Later, in the 1950s, Hilton was one of the first to make a major investment in air conditioning and by then he had established the first coast-to-coast hotel chain in the United States; opened his first hotel outside the continental United States, the Hilton Caribe in Puerto Rico and expanded overseas with the Hilton Istanbul, the first hotel built from the ground up in Europe after the World War II.
Other innovations included the first hotel to instal televisions in guest rooms - the Roosevelt Hilton in New York in 1947 - through to what the company says is the first underwater hotel suite in the Maldives.
During the past 100 years, Hilton has checked in three billion guests.

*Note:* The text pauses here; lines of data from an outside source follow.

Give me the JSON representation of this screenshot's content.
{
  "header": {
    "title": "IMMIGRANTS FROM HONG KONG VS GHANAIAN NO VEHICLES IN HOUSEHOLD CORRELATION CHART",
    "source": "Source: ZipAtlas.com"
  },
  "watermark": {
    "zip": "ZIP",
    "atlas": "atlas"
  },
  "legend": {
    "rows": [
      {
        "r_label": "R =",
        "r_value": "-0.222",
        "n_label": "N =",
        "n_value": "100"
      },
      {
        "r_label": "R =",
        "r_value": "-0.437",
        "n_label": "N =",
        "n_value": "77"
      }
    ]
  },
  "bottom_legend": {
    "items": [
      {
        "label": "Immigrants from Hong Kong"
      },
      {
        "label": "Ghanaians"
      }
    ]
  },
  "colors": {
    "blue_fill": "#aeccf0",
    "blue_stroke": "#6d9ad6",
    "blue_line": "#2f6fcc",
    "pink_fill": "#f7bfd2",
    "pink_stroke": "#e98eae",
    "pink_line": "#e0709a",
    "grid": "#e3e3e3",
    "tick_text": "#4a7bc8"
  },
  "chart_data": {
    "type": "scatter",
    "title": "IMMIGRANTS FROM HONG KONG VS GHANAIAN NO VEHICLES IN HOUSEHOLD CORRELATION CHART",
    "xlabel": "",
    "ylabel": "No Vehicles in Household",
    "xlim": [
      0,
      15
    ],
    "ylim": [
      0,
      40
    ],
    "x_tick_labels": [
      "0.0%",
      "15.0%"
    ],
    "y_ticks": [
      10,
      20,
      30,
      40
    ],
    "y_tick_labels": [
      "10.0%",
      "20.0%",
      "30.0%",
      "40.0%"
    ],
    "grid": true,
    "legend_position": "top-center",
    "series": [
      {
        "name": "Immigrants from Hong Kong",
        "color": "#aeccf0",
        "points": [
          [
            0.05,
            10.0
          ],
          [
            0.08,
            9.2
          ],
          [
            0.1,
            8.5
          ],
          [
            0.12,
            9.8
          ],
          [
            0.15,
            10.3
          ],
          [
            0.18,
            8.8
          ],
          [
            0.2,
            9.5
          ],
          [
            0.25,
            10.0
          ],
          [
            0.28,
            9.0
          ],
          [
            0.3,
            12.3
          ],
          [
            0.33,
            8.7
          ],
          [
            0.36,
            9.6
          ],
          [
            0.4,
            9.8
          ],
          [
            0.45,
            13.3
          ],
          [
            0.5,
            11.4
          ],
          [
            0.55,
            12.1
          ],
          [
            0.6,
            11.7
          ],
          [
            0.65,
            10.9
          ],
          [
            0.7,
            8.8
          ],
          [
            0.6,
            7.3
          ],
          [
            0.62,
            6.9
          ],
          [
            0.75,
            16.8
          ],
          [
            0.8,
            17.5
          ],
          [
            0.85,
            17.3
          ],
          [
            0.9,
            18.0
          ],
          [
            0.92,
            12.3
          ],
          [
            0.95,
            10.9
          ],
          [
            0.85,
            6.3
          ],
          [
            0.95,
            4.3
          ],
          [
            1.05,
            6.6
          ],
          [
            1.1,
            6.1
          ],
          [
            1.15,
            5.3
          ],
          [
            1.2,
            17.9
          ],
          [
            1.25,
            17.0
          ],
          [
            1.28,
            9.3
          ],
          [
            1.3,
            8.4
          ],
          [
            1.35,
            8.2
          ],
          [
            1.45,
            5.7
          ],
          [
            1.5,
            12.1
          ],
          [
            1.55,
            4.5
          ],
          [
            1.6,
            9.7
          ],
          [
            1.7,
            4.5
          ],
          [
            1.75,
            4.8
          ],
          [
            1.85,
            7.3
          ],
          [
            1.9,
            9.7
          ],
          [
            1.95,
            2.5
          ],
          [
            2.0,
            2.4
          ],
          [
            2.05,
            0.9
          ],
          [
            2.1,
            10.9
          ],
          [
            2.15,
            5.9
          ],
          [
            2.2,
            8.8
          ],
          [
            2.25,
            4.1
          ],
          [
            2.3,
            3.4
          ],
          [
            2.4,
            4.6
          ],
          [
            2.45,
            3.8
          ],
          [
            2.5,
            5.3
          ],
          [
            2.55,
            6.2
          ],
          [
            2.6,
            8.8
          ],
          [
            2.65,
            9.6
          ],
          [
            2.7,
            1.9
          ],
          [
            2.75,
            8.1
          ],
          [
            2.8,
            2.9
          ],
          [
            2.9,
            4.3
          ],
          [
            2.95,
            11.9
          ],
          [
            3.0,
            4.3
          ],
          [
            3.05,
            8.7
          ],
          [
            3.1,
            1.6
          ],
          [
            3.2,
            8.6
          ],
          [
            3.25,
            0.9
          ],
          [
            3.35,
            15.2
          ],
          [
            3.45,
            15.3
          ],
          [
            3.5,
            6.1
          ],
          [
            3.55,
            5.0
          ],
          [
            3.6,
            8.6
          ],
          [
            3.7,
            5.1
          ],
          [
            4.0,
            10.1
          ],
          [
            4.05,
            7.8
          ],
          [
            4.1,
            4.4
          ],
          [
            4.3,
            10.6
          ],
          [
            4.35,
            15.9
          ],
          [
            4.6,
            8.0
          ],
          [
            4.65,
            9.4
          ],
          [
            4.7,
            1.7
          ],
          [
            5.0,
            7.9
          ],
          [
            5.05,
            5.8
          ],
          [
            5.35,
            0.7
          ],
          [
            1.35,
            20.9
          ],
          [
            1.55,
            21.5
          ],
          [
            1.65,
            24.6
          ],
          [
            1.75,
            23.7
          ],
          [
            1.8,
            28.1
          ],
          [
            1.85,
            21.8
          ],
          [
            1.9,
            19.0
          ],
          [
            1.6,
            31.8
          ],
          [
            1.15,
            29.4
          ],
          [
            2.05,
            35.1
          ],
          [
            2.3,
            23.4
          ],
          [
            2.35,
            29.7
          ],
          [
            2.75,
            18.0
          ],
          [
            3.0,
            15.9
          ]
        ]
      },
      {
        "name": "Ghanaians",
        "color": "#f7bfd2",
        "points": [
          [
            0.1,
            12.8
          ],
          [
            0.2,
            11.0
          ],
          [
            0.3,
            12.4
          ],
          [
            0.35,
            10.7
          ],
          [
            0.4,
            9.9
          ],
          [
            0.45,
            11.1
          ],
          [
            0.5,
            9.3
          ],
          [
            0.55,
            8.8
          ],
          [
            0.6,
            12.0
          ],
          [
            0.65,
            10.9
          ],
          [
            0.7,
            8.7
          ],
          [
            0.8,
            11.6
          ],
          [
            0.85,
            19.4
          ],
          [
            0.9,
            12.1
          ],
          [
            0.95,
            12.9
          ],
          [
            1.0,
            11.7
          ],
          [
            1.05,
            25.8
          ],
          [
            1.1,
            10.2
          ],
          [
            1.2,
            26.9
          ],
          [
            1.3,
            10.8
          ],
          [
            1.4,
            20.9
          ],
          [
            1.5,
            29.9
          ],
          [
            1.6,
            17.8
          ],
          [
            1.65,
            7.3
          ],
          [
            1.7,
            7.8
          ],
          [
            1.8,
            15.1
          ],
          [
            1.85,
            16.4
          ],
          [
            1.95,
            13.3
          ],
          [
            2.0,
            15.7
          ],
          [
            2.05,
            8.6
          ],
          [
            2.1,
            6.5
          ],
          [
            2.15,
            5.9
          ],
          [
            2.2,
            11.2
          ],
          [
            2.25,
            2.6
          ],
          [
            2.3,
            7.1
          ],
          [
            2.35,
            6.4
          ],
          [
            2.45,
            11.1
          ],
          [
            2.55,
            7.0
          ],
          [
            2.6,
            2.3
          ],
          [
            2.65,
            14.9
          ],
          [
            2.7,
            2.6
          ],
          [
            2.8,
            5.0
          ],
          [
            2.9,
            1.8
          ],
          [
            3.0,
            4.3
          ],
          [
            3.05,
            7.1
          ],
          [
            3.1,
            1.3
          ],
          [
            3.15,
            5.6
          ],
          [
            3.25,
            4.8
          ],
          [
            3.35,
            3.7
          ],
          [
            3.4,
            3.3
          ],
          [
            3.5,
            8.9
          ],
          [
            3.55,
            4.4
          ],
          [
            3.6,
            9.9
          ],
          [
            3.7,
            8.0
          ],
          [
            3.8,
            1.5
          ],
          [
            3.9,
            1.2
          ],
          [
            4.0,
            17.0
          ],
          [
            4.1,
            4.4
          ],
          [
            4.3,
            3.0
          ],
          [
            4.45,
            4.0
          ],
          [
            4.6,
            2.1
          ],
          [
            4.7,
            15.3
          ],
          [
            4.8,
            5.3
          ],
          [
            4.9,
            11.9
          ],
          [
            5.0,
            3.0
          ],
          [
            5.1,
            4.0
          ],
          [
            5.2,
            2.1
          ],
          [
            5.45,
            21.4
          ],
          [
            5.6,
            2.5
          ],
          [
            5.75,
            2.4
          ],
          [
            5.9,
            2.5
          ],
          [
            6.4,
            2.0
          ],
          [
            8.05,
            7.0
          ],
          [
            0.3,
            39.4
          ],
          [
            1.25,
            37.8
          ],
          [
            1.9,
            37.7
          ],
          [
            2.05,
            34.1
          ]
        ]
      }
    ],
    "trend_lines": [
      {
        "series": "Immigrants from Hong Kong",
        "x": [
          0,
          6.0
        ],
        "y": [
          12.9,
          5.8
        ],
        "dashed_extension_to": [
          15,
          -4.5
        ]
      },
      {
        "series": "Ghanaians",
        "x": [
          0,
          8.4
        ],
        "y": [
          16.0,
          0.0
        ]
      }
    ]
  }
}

The company has a portfolio of 17 brands comprising more than 700 properties with more than 923,000 rooms, in 113 countries and territories and says it is ''doubling down'' on expansion, expanding into 20 more countries by 2020.
There are already more than 2300 hotels in Hilton's construction pipeline.
At Auckland, head concierge Manz Ne'emia has been a fixture for the past 17 years.
He has welcomed famous figures ranging from President Bill Clinton, to Prince William, to Kanye West.
But the highlight was in 2005 when the 42-year-old held his own wedding reception at the hotel.
Ne'emia's a model of discretion about hotel guests; if there are any tales, he's not telling many.
Although he says the 2005 British and Irish Lions rugby team - who were based at the hotel and were ''all good'' - did once drink the bar dry.